One of the most, if not the most, difficult thing for a parent to do is to deal with the loss of their child, but how?
The greatest treasure we have is the ability to love. When a child is born, parents often wonder what kind of person this child will become as an adult. There are so many experiences to be had and lessons to be learned.
What if one of the greatest tragedies strikes and your child doesn’t survive? To be left with the reality of the aftermath of this type of loss is what many parents try to avoid as they struggle to cope, mostly in unhealthy ways. Sooner rather than later, the coping mechanisms fail, forcing you to confront what you’d rather not. Moving forward when the time feels stuck at the moment of the most tragic news, is no easy decision. That is why there are stages of dealing with the loss of a child, as well as other losses.
You may feel intense sorrow for your child, sorrow that may become less intense over time, but may still be there. If you switch your thinking to how your child feels now, not then, then maybe you can see that maybe it is your child who is feeling intense sorrow for you as he or she watches over you, helpless to cheer you up. Take this time to mourn your loss and do not expect yourself to feel good at this time. It is ok to not be ok.
2. Talk to someone you trust
Do not be alone in your struggle. By talking to someone you trust, you can release some of your thoughts and emotions in a safe way. This is especially helpful if you go to therapy, particularly group or family therapy for trauma. By talking about what happened, you may discover that other couples have been through the same thing and you may find comfort in knowing that you are not alone.
3. Let go of blame
It isn’t like you intended for this loss to happen, however, it did. Even the strongest, fastest, or wisest person may not have been able to turn around the events leading up to the loss. You did everything you could. Had you known your child would suffer beforehand, you still may not have been able to stop it before something else happens. If you are religious, let go of your anger and blame to the higher power you believe in. Trust in that higher power, and if you can’t trust, practice increasing your faith that someone is watching over you and your child.
4. Write in a journal
If talking to someone is too much to handle, try writing your thoughts, worries, concerns, etc. down in a journal. Speak through writing with your child, letting them know in this way that they are loved and dearly missed. Do this at least a few times a week for several months or years. As time goes by, you may notice that the tone of your writing may have changed from that of a person who is in deep despair to someone who may be on the path towards healing.
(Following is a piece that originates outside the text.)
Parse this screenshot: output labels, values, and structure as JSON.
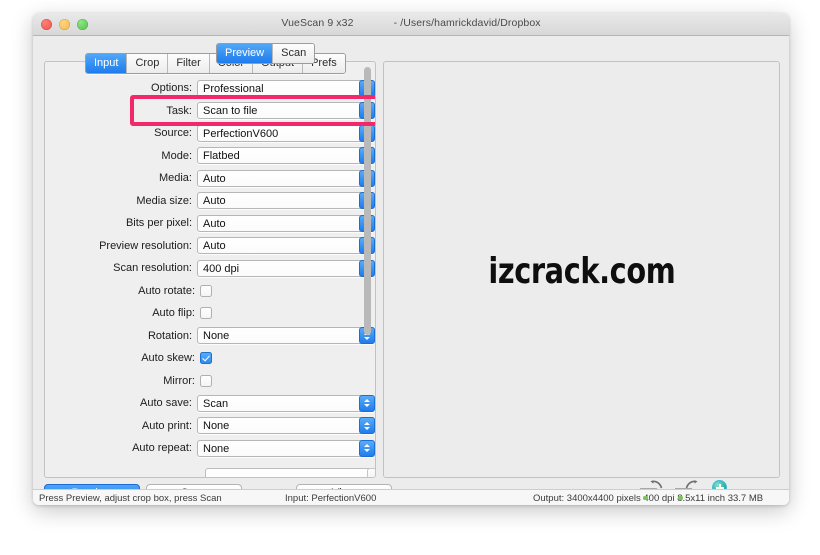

5. Let go of sentimental items
There is nothing wrong with holding onto a few sentimental items or photos, but when there is clutter left behind from loss, it is also like keeping your child at the moment of loss. Time freezes in this way. Allow yourself to go through this clutter item by item and select the ones that have the most meaning. Take a picture of it if you want to, and let go of all the sentimental items.
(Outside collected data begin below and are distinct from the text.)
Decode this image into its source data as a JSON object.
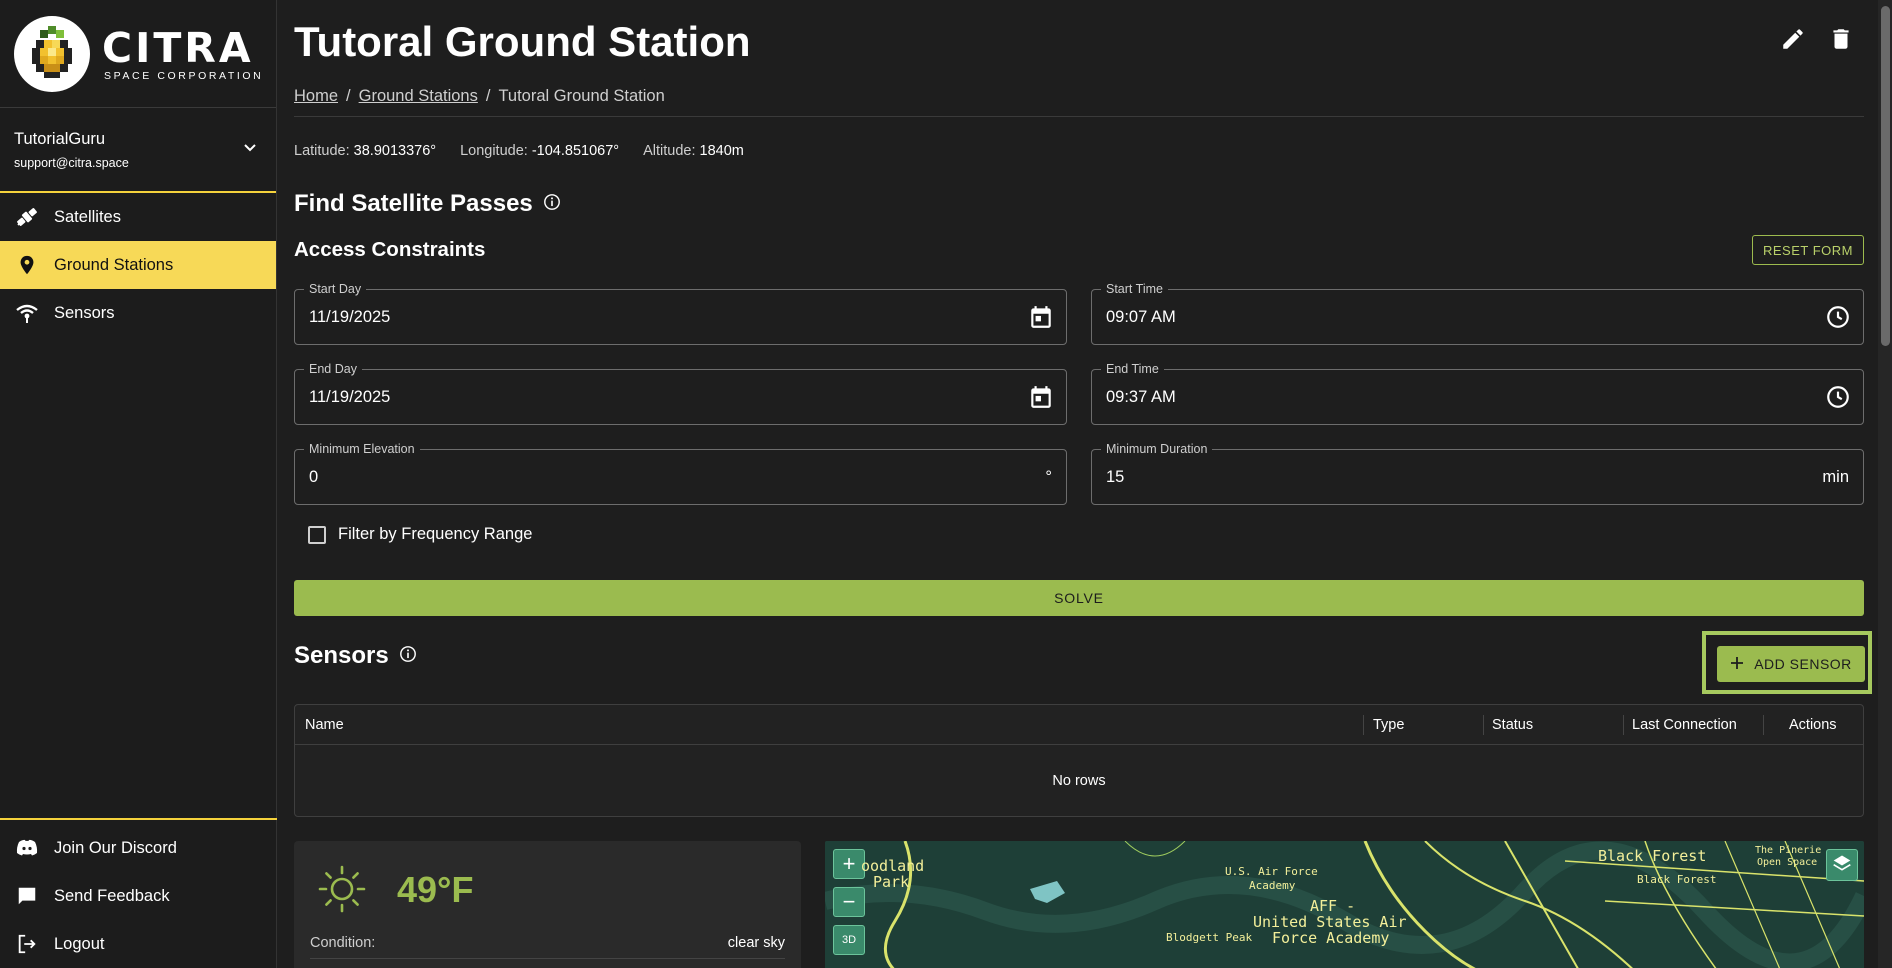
{
  "sidebar": {
    "logo_title": "CITRA",
    "logo_subtitle": "SPACE CORPORATION",
    "user_name": "TutorialGuru",
    "user_email": "support@citra.space",
    "nav": [
      {
        "label": "Satellites",
        "icon": "satellite-icon",
        "active": false
      },
      {
        "label": "Ground Stations",
        "icon": "location-pin-icon",
        "active": true
      },
      {
        "label": "Sensors",
        "icon": "antenna-icon",
        "active": false
      }
    ],
    "bottom": [
      {
        "label": "Join Our Discord",
        "icon": "discord-icon"
      },
      {
        "label": "Send Feedback",
        "icon": "chat-icon"
      },
      {
        "label": "Logout",
        "icon": "logout-icon"
      }
    ]
  },
  "header": {
    "title": "Tutoral Ground Station",
    "breadcrumb": [
      "Home",
      "Ground Stations",
      "Tutoral Ground Station"
    ],
    "separator": "/"
  },
  "coords": {
    "latitude_label": "Latitude:",
    "latitude_value": "38.9013376°",
    "longitude_label": "Longitude:",
    "longitude_value": "-104.851067°",
    "altitude_label": "Altitude:",
    "altitude_value": "1840m"
  },
  "passes": {
    "title": "Find Satellite Passes",
    "access_title": "Access Constraints",
    "reset_label": "RESET FORM",
    "start_day_label": "Start Day",
    "start_day_value": "11/19/2025",
    "start_time_label": "Start Time",
    "start_time_value": "09:07 AM",
    "end_day_label": "End Day",
    "end_day_value": "11/19/2025",
    "end_time_label": "End Time",
    "end_time_value": "09:37 AM",
    "min_elev_label": "Minimum Elevation",
    "min_elev_value": "0",
    "min_elev_unit": "°",
    "min_dur_label": "Minimum Duration",
    "min_dur_value": "15",
    "min_dur_unit": "min",
    "filter_label": "Filter by Frequency Range",
    "solve_label": "SOLVE"
  },
  "sensors": {
    "title": "Sensors",
    "add_label": "ADD SENSOR",
    "columns": [
      "Name",
      "Type",
      "Status",
      "Last Connection",
      "Actions"
    ],
    "empty_text": "No rows"
  },
  "weather": {
    "temp": "49°F",
    "condition_label": "Condition:",
    "condition_value": "clear sky",
    "icon": "sun-icon"
  },
  "map": {
    "labels": [
      "oodland",
      "Park",
      "U.S. Air Force",
      "Academy",
      "AFF -",
      "United States Air",
      "Force Academy",
      "Blodgett Peak",
      "Black Forest",
      "Black Forest",
      "The Pinerie",
      "Open Space"
    ],
    "zoom_in": "+",
    "zoom_out": "−",
    "mode_label": "3D"
  },
  "colors": {
    "accent": "#9bbb4f",
    "highlight": "#f7d957",
    "background": "#1e1e1e"
  }
}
Take time to feel time move again in the room. Pay close attention to how you feel about this. You may feel overwhelmed and unsure of what to think or do. Relax and know that it is time to do this, for your sake and for the sake of your child. Letting go of sentimental items related to any kind of trauma is very difficult as it is, that is why it is very important to not do this alone unless you are sure you can handle it on your own.
6. Use your voice/forgive yourself
The greatest gift you can give to your child is the gift of using your voice to speak the truth of what happened, the memories you shared, the good times, the times when everything fell apart but you managed to make it through. Celebrate the life your child did manage to live and celebrate you for doing what many couples rarely ever do, and that is to make peace with the past and to forgive yourself.